With the recent, unforeseen impact of COVID-19, the question, “If you had $100,000 to spend right now, how would you invest it?” prompts deeper thoughts on strategic vision and enhanced execution than it may have perhaps six weeks ago. Most industries are being hit negatively by the recent pandemic and as we witnessed 12 years ago, aesthetic medicine is one of the first to be seriously impacted by a compromised economy.

The first thought that entered my mind was to search out what device would turn a profit most quickly. Factors to consider include cost of the device, price elasticity, patient demand, and labor cost, to name a few. Would it be best to spend $100,000 on the latest body contouring device, injectables to gain economies of scale, or maybe a laser resurfacing device?

Perhaps it would be best to invest in an aggressive external marketing strategy to take advantage of lower prices and the hesitancies of your competitors to advertise during this trying time. While all of these ideas originally seem to make sense on the surface, I knew there had to be a better answer to the question at hand.

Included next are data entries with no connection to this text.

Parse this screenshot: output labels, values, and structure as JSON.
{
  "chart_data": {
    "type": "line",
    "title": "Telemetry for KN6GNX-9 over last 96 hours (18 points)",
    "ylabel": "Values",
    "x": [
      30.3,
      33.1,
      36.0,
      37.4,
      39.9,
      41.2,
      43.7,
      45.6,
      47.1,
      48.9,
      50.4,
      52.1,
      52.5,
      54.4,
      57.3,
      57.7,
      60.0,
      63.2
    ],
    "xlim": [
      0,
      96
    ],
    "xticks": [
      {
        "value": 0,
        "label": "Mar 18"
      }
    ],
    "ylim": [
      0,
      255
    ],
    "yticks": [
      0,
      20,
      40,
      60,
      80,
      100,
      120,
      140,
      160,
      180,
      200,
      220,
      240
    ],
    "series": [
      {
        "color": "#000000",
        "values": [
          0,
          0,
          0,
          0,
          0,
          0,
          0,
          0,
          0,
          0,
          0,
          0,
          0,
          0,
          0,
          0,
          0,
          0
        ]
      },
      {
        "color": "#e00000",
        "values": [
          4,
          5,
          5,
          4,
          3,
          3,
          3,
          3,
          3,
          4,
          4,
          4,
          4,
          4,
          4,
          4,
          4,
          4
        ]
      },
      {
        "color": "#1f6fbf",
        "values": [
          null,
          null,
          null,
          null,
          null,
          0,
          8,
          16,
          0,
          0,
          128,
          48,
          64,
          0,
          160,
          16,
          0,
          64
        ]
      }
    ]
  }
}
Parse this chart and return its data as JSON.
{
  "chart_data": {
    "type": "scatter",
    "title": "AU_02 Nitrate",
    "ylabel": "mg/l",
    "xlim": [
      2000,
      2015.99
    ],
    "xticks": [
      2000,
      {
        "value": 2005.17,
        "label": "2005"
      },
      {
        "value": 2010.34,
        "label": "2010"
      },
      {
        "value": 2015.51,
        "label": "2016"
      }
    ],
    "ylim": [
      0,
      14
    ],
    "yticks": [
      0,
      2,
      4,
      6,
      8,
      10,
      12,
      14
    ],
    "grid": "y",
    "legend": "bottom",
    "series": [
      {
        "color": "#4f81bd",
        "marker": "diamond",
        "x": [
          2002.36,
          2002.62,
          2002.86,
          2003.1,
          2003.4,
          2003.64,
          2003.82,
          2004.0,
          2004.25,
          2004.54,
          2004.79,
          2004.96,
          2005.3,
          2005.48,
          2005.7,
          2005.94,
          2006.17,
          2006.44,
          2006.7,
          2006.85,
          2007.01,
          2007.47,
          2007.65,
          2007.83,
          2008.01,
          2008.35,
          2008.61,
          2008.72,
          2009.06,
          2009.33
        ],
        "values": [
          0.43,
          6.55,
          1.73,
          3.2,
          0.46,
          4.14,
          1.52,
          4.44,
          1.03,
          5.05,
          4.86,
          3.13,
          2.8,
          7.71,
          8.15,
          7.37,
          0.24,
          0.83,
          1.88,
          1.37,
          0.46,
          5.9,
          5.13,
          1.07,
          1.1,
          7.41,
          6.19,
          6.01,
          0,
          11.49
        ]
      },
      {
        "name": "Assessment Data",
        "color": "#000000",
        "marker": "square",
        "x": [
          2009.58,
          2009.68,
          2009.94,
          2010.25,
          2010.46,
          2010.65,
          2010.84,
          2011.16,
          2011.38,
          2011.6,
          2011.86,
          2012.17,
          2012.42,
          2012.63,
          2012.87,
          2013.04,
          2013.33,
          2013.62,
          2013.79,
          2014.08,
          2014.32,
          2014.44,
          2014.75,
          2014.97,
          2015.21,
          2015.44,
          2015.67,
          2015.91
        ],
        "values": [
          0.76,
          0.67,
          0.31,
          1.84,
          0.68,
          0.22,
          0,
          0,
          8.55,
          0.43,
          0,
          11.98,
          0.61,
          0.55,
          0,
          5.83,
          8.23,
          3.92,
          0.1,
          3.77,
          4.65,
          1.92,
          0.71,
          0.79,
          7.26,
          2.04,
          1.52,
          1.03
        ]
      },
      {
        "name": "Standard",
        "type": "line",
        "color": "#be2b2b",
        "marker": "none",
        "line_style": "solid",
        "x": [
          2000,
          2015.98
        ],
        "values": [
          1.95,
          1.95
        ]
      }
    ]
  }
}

I decided to closely examine the most successful aesthetic practices around the country and consider what commonalities they share. While they are all quite different—some are very large, multiple physician plastic surgery practices; some smaller dermatology offices with fewer than 10 staff members; and some multi-specialty practices that have a mixture of facial plastics, dermatologists and/or plastic surgeons—there was one key attribute that became quite clear to me. All of them have in place an accountable, analytical, performance-driven cosmetic coordinator.

The Role of a Cosmetic Coordinator

The role of the cosmetic coordinator varies by the office they work in. However, those who are most successful are driven to personally succeed and to see the practice succeed. Taking a deeper dive into the responsibilities of the top cosmetic coordinators in the country, some overlap more than others. When the role is performed effectively, the value of the practice is enhanced quite significantly, and the ROI of this position exceeds any other spend with similar costs.

Patient retention is a metric that far too few practices focus on. One of the reasons is often the lack of a strong cosmetic coordinator to do the work that is necessary. I have heard physicians say hundreds if not thousands of times, “I need more patients!” But I can count on one hand the amount of times I have heard, “I just need to get my current patients back in.” New patient acquisition is sexy, yet expensive. Retention is about as exciting as social distancing but costs very little.

When measuring retention, you need to have a targeted timeframe for when you expect each respective patient to return. For example, a chemical peel patient will have a different targeted return date than a neurotoxin patient, which will differ from a filler patient. A strong cosmetic coordinator will track retention by procedure, provider, and amount of product used (Example: is your retention rate higher for patients who purchase a package and/or multiple syringes?). By having a cosmetic coordinator own and measure the right metrics regarding retention, you can easily add six figures to your bottom line. When you measure the revenue growth from increasing your retention rate from 40 to 65 percent, this is serious money that few external marketing strategies can match. An additional advantage of higher retention is higher referrals. Those who come back more frequently are more likely to refer to your practice.

A cosmetic coordinator who measures and increases referrals will also grow revenue with very little additional spend. Referrals are a great practice builder, and just like rates of retention, are a metric very few emphasize sufficiently. It is imperative to measure what procedures have the highest referral rate, who the providers are that get the most referrals and why patients are referring. Is it the outcome they receive, the customer service experience, the price, location, etc.? Who are the top referrers in the practice, not just in number of referrals but in total dollars? How do you know and how can you increase if you do not have someone tracking this? What is your practice doing to increase referrals from your current patient population? These are all responsibilities that your cosmetic coordinator should own, especially since they are in such close contact with your patients.

Conversion rates are another key metric that a strong cosmetic coordinator can monitor, measure, and improve. Two key items to measure are the number of phone calls and web inquiries that turn into appointments and the number of appointments that turn into treatments/procedures/surgeries. It’s not just the percentages—which, though easy to calculate, are rarely done—it’s what do you do when you have these numbers. A deeper dive is necessary if improvement is the goal. What procedures have the highest/lowest conversion rate from the phone to the consultation? Knowing this will tell you a great deal. What tweaks need to be made? Is the price too high/too low, is the language used scaring the patient away, is the appointment availability too far away? Once they are in the door for a consult, what contributes to patients not booking: price, explanation of the procedure, bedside manner, wait time, staff professionalism? Having a cosmetic coordinator who measures, examines, evaluates and takes steps to improve your conversion rates is worth their weight in gold.

Spend Wisely, Not Cheaply

In summary, a business-minded, customer-centric cosmetic coordinator is a great way to spend $100,000. How you get to this figure (base, bonus, commission, MBOs, etc.) depends on you. The value that this person/position can bring to the overall health of an aesthetic practice far outweighs what any device, rebate, or marketing strategy can do. The results may take a little time, but they are not hard to measure, especially regarding retention, referrals and conversion rates. Spending wisely, not cheaply, as we enter unchartered waters for the rest of 2020 will differentiate those who get back to normalcy in the least amount of time.